We bought this graveyard popup from Spirit and although it's small (about 3' high), we loved it's quick pop up factor.

But I didn't care for it's bland shroud and shiny plastic face and hands.

I added some creepy cloth to it's shroud and did some dry brushing on it's face and hands. I'm much happier with it now


----------



## spideranne (Jul 17, 2006)

Nice job. I got one of these too and agree that it needs a facelift, but hadn't come up with anything yet.


----------



## Sickie Ickie (Jun 20, 2006)

I like what you've done with it.


----------



## tonguesandwich (Oct 13, 2006)

good luck, mine broke in 2 days...looking for box.


----------



## BudMan (Mar 6, 2007)

Word of caution...... Do not try this without the figure attached! The remote on mine stopped working and brought it back. The guy tried the remaining 3 without the pole and body and broke all 3 mechanisms! I guess the additional weight and leverage slows it down enough not to break it. He wouldn't listen!


----------



## THeme ssaGE (Jul 16, 2006)

Its amazing how the industry has kept up with the increased demand of halloween props by making the multi-thousand dollar animatronics of yesterday now affordable and user friendy...kinda fascinating. Everyone's getting into Pneumatics these days....gotta keep changing with the times.


----------



## Ghostess (Aug 21, 2005)

Nice job spiffing that prop up!


----------



## turtle2778 (Jul 9, 2006)

Hey i got 2 of those this year...I like what you did with it...great job.


----------



## Cassie7 (Sep 16, 2007)

I'd like to do a bit more to it (I hate the sheen of his cloak) but for now, I'm pleased. I'm especially pleased with the drybrushing I did on his face and hands. The plastic was just too white and shiny and 2 minutes of drybrushing made all the difference in the world.

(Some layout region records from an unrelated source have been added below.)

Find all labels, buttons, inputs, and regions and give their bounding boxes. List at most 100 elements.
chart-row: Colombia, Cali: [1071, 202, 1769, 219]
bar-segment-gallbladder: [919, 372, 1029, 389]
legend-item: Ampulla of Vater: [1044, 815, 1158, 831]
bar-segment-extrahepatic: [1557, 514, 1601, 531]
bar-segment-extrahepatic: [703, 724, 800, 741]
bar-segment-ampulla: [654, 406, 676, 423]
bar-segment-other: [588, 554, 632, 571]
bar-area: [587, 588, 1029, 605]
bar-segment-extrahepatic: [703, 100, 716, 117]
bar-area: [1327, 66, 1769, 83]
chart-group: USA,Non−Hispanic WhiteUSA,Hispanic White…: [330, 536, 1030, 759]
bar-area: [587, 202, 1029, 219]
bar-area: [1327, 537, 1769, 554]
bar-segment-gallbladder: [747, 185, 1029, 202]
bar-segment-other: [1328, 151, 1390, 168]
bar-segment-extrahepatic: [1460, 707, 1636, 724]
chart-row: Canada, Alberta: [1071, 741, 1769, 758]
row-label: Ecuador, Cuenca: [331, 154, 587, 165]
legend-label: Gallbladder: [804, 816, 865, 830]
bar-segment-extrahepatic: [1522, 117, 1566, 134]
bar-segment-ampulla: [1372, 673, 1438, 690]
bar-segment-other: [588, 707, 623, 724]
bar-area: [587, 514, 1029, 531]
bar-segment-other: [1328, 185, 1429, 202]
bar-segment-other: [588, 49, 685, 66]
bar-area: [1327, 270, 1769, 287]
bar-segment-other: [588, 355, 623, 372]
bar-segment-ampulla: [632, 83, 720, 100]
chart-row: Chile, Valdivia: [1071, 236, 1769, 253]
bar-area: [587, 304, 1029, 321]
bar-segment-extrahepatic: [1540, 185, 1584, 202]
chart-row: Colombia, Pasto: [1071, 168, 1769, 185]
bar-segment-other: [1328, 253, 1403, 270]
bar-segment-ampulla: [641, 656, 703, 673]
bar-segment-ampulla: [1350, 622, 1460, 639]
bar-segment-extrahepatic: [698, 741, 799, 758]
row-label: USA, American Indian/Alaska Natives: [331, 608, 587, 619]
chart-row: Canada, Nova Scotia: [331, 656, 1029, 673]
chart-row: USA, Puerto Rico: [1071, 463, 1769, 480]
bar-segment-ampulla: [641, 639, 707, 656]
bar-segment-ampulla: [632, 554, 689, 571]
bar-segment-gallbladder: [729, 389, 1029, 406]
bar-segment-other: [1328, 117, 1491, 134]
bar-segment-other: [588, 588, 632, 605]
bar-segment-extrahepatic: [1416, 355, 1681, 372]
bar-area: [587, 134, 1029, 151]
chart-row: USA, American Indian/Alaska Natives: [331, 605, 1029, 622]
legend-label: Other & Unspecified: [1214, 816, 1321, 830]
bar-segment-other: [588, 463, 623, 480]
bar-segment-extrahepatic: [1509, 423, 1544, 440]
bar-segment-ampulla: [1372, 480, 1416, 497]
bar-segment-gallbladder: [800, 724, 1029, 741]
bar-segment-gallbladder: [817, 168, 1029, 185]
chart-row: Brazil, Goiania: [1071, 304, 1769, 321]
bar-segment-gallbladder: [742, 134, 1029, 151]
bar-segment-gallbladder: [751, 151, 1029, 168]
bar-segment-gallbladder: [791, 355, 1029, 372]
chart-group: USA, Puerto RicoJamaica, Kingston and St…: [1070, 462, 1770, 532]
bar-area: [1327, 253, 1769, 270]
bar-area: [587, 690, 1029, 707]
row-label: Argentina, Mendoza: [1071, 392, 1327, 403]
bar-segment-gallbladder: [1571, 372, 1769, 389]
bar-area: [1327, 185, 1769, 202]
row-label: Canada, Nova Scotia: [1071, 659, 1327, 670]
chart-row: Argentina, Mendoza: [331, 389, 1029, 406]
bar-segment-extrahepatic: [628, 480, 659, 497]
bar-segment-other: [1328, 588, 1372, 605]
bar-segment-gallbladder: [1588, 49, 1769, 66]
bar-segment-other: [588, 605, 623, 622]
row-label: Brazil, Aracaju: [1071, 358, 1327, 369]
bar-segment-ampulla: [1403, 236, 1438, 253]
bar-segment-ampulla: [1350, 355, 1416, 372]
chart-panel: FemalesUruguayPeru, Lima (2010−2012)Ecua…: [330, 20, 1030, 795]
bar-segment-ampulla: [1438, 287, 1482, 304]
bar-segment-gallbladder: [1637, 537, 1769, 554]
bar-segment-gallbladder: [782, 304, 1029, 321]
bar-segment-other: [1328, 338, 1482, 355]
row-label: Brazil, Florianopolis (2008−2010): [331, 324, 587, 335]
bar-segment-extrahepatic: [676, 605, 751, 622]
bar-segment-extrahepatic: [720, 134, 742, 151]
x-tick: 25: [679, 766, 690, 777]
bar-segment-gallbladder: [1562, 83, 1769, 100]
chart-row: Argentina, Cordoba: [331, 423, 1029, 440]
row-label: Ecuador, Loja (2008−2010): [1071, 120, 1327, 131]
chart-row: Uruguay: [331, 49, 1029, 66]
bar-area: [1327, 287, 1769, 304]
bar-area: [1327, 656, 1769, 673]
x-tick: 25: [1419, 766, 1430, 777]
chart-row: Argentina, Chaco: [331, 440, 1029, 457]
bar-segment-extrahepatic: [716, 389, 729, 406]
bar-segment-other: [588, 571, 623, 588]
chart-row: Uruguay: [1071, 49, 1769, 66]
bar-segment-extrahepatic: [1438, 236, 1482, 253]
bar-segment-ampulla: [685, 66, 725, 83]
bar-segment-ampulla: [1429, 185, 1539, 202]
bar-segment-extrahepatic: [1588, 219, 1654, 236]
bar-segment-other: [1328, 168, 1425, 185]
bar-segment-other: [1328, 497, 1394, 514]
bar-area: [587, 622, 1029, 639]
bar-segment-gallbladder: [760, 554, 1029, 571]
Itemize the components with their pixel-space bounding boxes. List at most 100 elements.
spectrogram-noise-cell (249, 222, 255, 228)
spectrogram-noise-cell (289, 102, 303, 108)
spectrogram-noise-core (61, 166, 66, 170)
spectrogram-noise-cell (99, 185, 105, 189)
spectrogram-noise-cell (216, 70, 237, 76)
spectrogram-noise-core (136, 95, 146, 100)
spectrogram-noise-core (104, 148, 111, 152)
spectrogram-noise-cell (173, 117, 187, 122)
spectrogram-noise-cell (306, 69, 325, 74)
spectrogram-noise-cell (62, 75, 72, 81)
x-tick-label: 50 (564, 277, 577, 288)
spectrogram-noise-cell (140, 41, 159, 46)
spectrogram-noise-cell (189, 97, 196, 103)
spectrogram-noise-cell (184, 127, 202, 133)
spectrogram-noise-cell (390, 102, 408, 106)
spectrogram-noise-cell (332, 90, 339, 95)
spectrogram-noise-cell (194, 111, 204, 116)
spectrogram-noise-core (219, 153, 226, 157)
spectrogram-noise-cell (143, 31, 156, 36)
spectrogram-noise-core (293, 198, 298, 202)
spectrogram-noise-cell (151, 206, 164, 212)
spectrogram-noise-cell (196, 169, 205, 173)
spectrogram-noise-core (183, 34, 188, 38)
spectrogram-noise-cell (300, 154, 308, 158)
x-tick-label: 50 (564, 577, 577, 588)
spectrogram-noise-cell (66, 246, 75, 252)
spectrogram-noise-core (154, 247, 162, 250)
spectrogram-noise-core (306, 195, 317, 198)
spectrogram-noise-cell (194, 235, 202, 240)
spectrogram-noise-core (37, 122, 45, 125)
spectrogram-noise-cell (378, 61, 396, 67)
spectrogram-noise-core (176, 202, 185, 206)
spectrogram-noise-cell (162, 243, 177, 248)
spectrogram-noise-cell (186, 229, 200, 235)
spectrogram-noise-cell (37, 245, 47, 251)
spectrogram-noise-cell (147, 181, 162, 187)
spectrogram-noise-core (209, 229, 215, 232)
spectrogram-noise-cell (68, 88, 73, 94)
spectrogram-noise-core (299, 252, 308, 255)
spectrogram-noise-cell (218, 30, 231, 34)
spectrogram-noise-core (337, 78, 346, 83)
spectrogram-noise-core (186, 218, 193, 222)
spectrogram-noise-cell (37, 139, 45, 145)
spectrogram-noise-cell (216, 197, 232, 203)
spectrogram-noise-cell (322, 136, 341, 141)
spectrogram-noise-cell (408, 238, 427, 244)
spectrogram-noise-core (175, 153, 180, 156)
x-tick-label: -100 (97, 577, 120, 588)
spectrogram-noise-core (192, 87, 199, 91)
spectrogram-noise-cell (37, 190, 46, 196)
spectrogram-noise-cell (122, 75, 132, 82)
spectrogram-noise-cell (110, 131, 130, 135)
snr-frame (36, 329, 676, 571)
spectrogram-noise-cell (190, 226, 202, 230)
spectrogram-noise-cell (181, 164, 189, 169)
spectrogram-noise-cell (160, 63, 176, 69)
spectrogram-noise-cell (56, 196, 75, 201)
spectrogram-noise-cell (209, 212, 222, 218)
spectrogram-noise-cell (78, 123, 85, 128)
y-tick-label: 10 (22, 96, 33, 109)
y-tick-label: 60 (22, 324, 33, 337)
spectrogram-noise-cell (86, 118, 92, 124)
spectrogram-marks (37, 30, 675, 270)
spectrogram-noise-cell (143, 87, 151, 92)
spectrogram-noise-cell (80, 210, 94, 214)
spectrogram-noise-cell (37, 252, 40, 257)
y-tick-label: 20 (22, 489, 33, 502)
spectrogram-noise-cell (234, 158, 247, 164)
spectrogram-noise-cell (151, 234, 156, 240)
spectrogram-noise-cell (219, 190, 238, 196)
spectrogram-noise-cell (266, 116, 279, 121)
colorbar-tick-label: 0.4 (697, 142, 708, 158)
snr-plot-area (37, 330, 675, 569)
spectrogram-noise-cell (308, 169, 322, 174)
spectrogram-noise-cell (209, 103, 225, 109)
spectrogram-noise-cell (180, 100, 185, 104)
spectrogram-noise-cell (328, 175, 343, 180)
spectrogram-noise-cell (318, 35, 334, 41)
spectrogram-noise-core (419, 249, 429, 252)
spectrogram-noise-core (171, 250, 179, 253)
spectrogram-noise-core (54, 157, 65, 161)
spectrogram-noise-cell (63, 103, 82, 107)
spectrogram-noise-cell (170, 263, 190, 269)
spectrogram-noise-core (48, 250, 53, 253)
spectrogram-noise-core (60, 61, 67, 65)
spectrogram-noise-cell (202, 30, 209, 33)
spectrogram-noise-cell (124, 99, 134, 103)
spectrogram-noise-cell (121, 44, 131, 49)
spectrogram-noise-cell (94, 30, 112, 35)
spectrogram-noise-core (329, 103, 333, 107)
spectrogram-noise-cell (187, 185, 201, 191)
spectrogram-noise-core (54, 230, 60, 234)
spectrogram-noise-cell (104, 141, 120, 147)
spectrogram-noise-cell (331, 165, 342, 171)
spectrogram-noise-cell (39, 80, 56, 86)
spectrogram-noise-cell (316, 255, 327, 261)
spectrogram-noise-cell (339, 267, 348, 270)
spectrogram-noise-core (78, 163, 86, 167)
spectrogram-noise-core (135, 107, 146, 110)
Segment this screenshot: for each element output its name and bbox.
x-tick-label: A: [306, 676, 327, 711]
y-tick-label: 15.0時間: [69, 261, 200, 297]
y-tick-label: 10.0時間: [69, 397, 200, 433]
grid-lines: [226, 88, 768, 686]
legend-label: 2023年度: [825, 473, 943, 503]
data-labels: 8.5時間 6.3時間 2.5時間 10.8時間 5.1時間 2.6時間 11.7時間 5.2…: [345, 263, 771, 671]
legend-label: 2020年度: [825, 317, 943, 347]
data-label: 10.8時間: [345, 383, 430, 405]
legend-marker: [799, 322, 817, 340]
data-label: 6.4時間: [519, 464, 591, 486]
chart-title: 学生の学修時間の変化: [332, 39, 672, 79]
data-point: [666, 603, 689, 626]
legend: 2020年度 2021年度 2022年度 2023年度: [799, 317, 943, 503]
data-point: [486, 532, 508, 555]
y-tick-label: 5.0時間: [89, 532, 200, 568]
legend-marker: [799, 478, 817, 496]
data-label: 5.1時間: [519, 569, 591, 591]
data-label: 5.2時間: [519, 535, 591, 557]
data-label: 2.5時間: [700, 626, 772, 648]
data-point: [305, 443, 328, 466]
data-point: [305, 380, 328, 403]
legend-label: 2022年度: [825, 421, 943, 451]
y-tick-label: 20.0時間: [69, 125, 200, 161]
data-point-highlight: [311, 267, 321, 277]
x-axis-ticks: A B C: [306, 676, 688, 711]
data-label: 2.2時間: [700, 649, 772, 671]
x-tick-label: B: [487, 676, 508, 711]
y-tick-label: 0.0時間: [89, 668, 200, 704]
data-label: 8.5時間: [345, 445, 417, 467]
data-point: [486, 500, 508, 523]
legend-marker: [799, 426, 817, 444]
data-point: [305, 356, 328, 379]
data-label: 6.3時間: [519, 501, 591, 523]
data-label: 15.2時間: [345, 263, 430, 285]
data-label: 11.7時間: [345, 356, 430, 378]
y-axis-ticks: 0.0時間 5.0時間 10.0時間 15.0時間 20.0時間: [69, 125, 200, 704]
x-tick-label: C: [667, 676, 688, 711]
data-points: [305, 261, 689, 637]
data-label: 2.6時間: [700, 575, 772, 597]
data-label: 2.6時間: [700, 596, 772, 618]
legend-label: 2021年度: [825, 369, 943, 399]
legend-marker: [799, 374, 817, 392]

I have read about problems with the strength of it's pop (breaking the mechanism box) so I'll probably add some more weight somehow to the rod under it's head. If anyone does this though, please keep in mind that you will need to add more weight to hold the base down to the ground. I'm planning on putting bricks on it's base (rather than the recommended sand bags) and use some 16ga wire around the bricks and base to keep them from shifting.

I also want to take another close look at the pop-up casing to see how I can reinforce that too.

It's amazing how powerful this little sucker is LOL


----------



## turtle2778 (Jul 9, 2006)

Well unfortunately mine did not work either of them. ill be taking them back this week. BOOOO for me, but yours look great.


----------



## BlinkyTheHouse Elf (Apr 2, 2007)

Good Job Cassie
Sorry to hear that T hope they treat you right..


----------



## Cassie7 (Sep 16, 2007)

Well, in spite of all the bad luck other people have had with this prop, ours worked like a charm all night long. No problems at all. ((knock on wood))


----------